The forum was part of the annual meeting of the Livestock Marketing Council, which is a group consisting mainly of livestock auction market operators and cattle buyers from across the U.S.
Impact of COOL
One member of the forum, Erin Daley, the U.S. Meat Export Federation (USMEF) economist, talked about the impact of COOL on live cattle trade and the potential problems the issue could create in the U.S.-Canada-Mexico trade relationship.
She pointed out that Canada and Mexico combined account for US$2 billion in U.S. beef export purchases in 2008 – about 60 per cent of the worldwide 2008 total. Any disruption in trade could have serious consequences for U.S. cattle producers.

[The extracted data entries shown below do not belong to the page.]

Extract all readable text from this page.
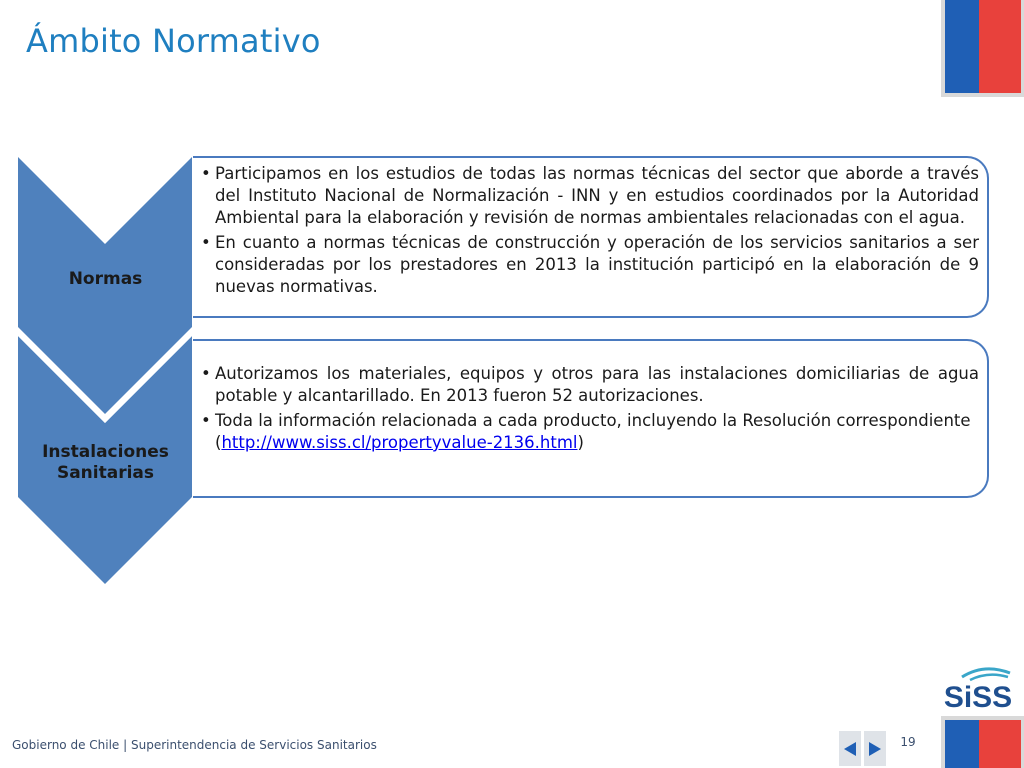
Ámbito Normativo
Normas
Instalaciones
Sanitarias
• Participamos en los estudios de todas las normas técnicas del sector que aborde a través del Instituto Nacional de Normalización - INN y en estudios coordinados por la Autoridad Ambiental para la elaboración y revisión de normas ambientales relacionadas con el agua.
• En cuanto a normas técnicas de construcción y operación de los servicios sanitarios a ser consideradas por los prestadores en 2013 la institución participó en la elaboración de 9 nuevas normativas.
• Autorizamos los materiales, equipos y otros para las instalaciones domiciliarias de agua potable y alcantarillado. En 2013 fueron 52 autorizaciones.
• Toda la información relacionada a cada producto, incluyendo la Resolución correspondiente (http://www.siss.cl/propertyvalue-2136.html)
SiSS
Gobierno de Chile | Superintendencia de Servicios Sanitarios	19
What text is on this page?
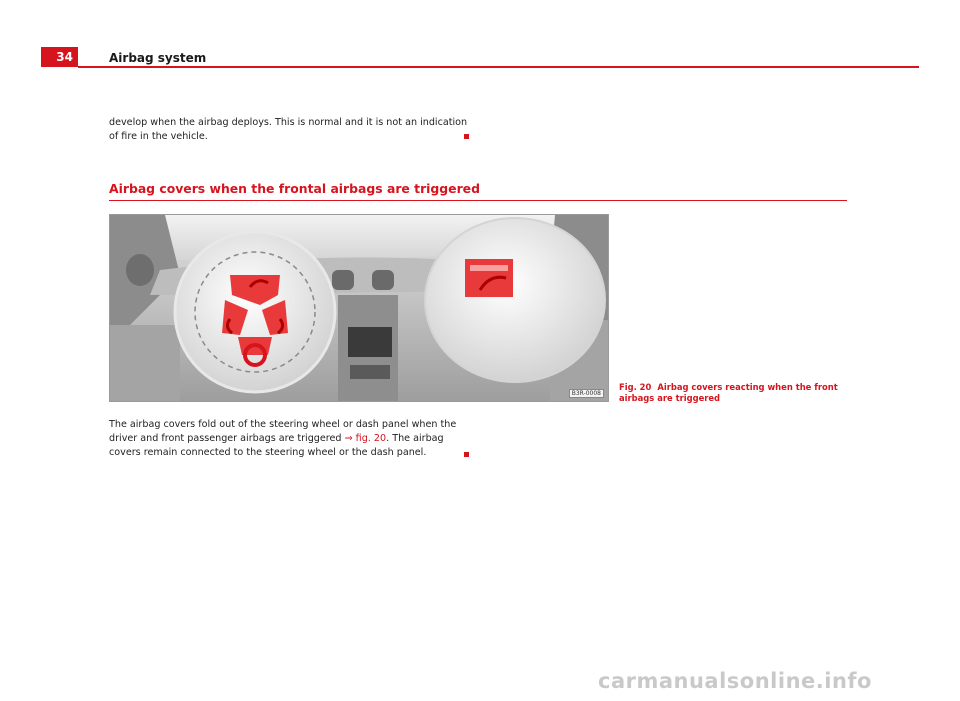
34	Airbag system
develop when the airbag deploys. This is normal and it is not an indication of fire in the vehicle.
Airbag covers when the frontal airbags are triggered
B3R-0008
Fig. 20 Airbag covers reacting when the front airbags are triggered
The airbag covers fold out of the steering wheel or dash panel when the driver and front passenger airbags are triggered ⇒ fig. 20. The airbag covers remain connected to the steering wheel or the dash panel.
carmanualsonline.info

For one thing, she said, it could cost U.S. cattle producers US$50 to US$60 per head if the U.S. loses the NAFTA export markets. Also, the U.S. industry would have even more excess capacity if live cattle imports from Canada and Mexico continue to decline, dragging down the industry’s level of efficiency and making it more difficult for U.S. beef to compete in global markets.
In a weekly USMEF report, Dan Halstrom, past chairman of the USMEF, called on the U.S. industry to manage the situation closely. “We have to communicate with our trading partners and make sure that we are all on the same page.”